Gwendolyn Beacham, PhD, Receives Jane Coffin Childs Fund Fellowship

Postdoctoral fellow Gwendolyn Beacham, PhD, has been selected as a 2023 fellow by the Jane Coffin Childs Fund for Medical Research (JCC). Twenty-seven researchers across a broad range of biomedical disciplines were chosen for fellowships based on their doctoral research, innovative research plans and their chosen scientific mentors. Headshot Gwendolyn Beacham PhD

Beacham works in the labs of Elliott Hagedorn, PhD and Christopher Chen, MD, PhD, researching the mechanisms underlying endothelial transmigration. The endothelium is a single-cell layer that lines all blood vessels. Based on preliminary data found using the zebrafish model system, Beacham believes that endocytosis, a process by which cells absorb external material by engulfing it with their cell membrane, is important for controlling the selective transmigration of circulating cells across the endothelium and into extravascular tissues.

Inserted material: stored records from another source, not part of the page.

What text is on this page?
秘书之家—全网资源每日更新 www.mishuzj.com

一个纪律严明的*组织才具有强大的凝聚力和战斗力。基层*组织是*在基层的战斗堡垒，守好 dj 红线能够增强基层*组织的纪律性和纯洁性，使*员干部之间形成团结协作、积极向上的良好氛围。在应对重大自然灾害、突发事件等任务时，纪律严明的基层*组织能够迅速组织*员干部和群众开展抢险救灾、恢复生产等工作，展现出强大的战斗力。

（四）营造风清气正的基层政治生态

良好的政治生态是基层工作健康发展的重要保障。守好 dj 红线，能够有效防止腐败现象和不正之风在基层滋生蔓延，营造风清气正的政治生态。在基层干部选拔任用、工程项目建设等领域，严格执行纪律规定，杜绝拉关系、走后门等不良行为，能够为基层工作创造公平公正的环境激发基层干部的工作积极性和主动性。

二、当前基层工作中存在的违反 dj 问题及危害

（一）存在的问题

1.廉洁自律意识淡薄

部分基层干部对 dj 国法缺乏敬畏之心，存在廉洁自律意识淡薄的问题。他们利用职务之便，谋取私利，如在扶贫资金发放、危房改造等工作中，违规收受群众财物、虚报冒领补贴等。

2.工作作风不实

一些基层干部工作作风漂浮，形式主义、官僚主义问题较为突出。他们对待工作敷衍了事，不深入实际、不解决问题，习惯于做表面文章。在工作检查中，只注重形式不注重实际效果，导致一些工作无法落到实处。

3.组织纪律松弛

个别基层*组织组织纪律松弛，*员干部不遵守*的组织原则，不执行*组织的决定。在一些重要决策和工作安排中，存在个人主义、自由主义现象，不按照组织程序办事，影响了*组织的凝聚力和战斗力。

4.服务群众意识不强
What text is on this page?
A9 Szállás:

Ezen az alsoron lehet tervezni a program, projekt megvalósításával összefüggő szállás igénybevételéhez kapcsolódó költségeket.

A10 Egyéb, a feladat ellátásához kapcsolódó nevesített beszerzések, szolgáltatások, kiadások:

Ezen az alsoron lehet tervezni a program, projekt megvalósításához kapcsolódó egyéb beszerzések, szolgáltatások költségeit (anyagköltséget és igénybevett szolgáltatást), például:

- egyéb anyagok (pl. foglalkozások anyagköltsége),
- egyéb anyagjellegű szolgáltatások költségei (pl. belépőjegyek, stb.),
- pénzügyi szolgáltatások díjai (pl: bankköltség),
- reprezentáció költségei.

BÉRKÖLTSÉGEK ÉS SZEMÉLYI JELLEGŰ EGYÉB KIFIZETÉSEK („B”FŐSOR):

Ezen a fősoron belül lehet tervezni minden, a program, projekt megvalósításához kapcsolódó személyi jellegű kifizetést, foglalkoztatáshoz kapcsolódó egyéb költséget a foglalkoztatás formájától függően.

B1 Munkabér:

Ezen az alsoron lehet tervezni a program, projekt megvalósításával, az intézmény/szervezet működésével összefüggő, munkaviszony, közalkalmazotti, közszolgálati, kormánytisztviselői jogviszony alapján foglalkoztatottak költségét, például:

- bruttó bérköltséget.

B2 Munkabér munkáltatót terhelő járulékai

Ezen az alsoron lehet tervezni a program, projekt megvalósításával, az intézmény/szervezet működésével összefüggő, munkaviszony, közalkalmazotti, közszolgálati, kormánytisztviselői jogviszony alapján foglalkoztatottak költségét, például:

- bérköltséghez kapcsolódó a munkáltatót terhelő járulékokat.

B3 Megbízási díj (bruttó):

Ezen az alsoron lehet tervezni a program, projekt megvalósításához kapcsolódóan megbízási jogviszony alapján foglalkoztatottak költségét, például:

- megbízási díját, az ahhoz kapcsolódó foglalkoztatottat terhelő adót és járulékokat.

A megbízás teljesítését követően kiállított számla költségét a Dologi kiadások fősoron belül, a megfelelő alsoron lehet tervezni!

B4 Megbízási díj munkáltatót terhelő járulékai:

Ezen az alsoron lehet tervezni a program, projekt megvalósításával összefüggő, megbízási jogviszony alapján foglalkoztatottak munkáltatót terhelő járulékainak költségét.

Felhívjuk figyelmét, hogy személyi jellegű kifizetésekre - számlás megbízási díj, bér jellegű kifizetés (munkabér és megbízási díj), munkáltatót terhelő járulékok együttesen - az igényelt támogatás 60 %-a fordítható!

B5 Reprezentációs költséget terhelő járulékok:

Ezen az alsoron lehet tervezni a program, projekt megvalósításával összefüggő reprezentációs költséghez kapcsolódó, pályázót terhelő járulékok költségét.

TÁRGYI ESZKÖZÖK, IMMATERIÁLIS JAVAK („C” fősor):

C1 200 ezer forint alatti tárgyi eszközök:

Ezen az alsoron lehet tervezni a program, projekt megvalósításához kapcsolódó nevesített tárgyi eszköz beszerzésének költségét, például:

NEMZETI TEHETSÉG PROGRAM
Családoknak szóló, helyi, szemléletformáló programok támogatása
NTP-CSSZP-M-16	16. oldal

This research may help improve the efficiencies of cancer therapies that rely on endothelial transmigration, such as bone marrow transplants and engineered CAR T-cells.

“The Jane Coffin Childs Fund has been successful since its launch in catalyzing the careers of scientific leaders who have gone on to make major scientific contributions that have advanced human health and fundamental science” said Sue Biggins, PhD, chair of JCC’s scientific advisory board.

“It is a point of pride to see the impact and outcomes that the funding of nearly 1,700 postdoctoral fellows has produced since 1944,” said Biggins.

Fellows are funded for a three-year term and receive flexible stipend support. As it has in the past, JCC partnered with the Howard Hughes Medical Institute and Merck Research Laboratories with over $7M committed by the Jane Coffin Childs Fund and its partners to the 2023 cohort of fellowships.